Menace
Jeanann Verlee
His hands were made of gears. His face, a hurricane. The jarring angles of his forearms, the way his knuckles creased around a Zippo lighter. The whistling from his crooked nose, the thud of his boot against the dogs haunches. The gaunt recess of his back, how the knifes handle reached skyward from the butt of his jeans. They say I shouldve known it was coming.
*
There were eleven visits after his incarceration, despite the restraining order. He would pilfer the yard, the garage, the cars, for tools of entry. Once, he scaled the bricks, climbed in through a kitchen window; once, he waited at the front door, never removing his long, wiry index finger from the bell. Once, rocks at my bedroom window. It was finding him on the porch at 3 a.m., wielding a hammer that stays with me. I never stopped seeing his reflection in shop windows. I still sometimes find his shadow lurking in my hallway mirror. His crumpled face, the low timbre of his voice.
*
I double-check every lock.
*
When he pressed the blade to my throat, detailed the exact sound of cutting through bone, when he said he was doing it because he loved me, I dared him to try. Do it, coward. I grabbed his arm, pressed harder, Do it. Then I waited. And waited.

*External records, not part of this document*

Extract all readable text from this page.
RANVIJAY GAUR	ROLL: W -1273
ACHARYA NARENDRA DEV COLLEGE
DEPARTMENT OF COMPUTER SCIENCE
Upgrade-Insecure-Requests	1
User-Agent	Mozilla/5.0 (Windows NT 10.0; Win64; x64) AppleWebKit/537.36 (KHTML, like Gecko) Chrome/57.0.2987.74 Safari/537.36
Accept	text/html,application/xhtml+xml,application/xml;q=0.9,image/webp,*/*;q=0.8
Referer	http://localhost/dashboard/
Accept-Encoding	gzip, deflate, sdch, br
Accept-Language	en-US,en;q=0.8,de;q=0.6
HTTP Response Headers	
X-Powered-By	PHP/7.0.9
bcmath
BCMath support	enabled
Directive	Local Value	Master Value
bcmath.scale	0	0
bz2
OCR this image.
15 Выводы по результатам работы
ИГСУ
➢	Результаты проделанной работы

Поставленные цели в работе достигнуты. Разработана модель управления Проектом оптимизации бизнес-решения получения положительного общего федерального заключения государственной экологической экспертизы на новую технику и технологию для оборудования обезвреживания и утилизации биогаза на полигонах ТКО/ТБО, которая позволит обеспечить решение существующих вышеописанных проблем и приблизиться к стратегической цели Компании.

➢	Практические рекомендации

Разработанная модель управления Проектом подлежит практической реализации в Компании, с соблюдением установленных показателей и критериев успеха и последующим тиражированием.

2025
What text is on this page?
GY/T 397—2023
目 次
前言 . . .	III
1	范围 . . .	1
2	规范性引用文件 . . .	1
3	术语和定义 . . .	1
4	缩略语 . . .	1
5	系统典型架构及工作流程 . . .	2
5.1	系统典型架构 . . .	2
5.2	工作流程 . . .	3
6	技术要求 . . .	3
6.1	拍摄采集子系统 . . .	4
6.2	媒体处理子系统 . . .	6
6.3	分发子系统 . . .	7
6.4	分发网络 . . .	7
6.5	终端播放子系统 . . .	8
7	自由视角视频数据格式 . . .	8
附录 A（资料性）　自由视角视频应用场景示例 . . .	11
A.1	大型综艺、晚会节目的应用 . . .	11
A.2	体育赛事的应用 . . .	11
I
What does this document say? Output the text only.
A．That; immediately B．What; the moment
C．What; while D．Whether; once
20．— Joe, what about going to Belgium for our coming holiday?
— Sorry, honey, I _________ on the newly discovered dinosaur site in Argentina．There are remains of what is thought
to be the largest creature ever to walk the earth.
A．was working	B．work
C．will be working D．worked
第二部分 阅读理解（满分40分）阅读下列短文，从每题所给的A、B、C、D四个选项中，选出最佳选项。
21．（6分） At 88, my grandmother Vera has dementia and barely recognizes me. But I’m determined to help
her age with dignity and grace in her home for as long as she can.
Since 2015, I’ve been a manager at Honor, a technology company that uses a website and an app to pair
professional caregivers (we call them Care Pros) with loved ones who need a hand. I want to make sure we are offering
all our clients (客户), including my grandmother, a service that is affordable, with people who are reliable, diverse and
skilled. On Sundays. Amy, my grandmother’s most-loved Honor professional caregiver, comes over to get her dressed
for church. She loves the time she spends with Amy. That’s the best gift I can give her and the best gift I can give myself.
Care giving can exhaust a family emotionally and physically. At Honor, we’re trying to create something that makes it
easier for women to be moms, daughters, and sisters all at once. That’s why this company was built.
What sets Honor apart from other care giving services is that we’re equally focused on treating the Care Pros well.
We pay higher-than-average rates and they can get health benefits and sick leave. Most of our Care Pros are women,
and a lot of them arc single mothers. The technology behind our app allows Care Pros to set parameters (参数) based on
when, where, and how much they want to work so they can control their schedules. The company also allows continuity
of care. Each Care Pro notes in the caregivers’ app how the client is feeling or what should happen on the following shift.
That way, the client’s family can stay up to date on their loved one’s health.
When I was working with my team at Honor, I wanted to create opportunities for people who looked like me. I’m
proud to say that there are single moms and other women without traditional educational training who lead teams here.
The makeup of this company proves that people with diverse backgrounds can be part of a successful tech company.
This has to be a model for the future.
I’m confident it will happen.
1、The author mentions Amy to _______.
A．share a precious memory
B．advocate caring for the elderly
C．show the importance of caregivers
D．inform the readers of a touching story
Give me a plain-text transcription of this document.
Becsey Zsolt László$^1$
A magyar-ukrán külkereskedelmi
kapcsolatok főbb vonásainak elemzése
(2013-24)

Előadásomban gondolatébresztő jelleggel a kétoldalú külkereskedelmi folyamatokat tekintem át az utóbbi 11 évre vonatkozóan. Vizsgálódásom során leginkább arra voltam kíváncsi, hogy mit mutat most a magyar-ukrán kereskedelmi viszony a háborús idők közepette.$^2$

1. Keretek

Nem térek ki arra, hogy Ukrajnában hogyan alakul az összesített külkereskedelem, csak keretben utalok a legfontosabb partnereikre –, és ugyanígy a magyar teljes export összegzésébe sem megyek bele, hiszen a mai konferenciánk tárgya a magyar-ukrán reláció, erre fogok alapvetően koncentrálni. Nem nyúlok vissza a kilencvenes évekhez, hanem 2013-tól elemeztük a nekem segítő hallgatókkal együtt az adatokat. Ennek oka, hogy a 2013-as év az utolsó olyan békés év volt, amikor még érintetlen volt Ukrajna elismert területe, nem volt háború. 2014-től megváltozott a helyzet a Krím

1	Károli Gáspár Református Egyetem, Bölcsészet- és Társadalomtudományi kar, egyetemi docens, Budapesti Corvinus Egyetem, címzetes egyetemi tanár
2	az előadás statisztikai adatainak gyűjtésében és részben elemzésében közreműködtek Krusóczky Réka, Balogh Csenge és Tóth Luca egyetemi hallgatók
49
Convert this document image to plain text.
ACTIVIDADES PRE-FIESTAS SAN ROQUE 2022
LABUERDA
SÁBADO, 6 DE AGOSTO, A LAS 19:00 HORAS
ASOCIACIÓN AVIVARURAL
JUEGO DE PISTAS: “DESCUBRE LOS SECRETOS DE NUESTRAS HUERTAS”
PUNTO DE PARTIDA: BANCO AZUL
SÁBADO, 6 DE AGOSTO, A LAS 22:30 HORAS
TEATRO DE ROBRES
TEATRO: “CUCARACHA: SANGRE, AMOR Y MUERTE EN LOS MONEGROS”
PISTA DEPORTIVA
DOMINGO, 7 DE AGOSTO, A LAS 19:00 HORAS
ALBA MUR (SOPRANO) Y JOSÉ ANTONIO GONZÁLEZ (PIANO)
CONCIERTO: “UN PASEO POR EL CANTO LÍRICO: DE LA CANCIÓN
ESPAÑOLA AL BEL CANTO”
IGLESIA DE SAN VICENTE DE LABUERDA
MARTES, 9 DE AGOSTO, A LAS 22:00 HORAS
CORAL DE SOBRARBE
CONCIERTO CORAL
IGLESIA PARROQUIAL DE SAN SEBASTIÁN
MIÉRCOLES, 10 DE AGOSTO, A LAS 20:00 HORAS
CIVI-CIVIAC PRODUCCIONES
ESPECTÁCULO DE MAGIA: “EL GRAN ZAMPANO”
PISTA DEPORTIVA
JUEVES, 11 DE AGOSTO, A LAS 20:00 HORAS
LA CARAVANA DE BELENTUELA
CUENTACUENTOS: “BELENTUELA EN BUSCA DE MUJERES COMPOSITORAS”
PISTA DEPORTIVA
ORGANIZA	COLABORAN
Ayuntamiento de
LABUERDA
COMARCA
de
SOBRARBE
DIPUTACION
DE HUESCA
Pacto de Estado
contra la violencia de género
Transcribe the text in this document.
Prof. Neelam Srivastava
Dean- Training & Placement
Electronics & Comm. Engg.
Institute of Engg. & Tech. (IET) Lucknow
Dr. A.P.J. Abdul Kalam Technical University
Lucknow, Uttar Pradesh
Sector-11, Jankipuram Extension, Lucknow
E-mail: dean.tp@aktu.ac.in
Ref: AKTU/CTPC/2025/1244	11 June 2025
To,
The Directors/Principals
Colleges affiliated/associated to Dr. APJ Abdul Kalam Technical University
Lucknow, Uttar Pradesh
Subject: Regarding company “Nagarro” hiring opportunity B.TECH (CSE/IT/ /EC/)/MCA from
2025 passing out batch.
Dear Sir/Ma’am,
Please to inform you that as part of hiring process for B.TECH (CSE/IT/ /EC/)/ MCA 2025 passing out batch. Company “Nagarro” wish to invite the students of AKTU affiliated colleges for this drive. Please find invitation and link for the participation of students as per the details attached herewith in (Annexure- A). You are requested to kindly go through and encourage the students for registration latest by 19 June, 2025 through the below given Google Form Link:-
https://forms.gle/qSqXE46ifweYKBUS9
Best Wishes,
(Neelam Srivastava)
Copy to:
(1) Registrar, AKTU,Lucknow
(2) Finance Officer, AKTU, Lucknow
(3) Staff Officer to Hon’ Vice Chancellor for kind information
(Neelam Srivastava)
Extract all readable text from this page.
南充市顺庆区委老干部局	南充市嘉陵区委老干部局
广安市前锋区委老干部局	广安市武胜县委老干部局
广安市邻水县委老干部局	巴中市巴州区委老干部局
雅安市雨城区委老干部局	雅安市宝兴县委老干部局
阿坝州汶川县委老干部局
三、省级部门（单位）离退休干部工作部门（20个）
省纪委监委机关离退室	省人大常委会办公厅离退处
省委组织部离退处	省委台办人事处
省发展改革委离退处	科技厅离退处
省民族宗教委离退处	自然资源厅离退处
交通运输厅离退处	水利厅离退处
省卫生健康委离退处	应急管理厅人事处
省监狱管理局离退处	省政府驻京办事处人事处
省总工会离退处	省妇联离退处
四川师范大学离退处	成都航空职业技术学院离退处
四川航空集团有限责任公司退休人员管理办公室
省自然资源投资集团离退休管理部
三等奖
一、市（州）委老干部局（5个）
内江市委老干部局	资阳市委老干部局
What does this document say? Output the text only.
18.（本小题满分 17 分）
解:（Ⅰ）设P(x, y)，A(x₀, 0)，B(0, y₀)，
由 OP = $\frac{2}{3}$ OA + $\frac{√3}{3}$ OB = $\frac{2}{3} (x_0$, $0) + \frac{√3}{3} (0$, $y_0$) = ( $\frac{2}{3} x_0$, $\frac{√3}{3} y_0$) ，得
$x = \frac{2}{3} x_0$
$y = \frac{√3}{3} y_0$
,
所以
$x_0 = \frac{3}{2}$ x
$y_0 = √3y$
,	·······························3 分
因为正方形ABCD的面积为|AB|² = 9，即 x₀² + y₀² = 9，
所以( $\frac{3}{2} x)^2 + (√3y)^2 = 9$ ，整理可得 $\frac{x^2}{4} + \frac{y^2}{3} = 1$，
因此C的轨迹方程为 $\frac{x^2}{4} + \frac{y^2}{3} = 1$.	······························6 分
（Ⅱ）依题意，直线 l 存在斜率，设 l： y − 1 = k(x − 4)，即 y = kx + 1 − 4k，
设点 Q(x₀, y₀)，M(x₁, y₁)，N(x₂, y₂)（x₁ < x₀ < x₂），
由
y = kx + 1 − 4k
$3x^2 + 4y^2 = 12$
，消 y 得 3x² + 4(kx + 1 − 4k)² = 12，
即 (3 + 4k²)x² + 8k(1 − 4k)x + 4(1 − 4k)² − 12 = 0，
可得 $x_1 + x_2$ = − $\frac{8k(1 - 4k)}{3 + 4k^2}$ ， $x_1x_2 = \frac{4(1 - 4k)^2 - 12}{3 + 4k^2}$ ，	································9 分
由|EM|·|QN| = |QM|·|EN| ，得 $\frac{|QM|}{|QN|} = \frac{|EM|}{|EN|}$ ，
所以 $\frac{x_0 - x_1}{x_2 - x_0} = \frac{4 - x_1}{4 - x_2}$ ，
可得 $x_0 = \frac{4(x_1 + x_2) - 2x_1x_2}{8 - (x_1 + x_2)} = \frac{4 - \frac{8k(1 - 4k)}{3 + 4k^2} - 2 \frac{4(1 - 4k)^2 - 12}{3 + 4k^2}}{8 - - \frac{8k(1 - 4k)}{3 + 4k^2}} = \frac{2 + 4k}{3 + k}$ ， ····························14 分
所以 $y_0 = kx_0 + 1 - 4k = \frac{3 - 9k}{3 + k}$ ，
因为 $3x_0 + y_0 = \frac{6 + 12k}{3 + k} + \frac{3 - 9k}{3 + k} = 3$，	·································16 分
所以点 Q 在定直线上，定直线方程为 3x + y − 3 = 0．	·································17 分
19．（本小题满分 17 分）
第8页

Watched his face curl. His body, lurch. I whispered, You dont have it in you. Then laughed with my whole terrified body. When he released the knife, stooped to the floor, sobbing, I considered the weapon. Considered his hunched back, the large roundness of it. Considered the blades weight, size, sharpness. If it would sever a rib, empty a lung.
*
To write him into a monster means admitting I was a cutter, a depressive, a drunk. To write his truth, I must acknowledge my own: I was a cutter, suicidal. A drunk. To write the honest story, I have to tell you why he came for me. Why he returned again and again.
*
I was an orchard of forgiveness. A sweetblossom of yes and yes and yes. My mouth, a chime; my hands, an orchestra of preen, stroke, cherish. I unfurled my fists. Softened each softness. Made a haven of my sheets. I sang lullabies. Invented new words for mercy.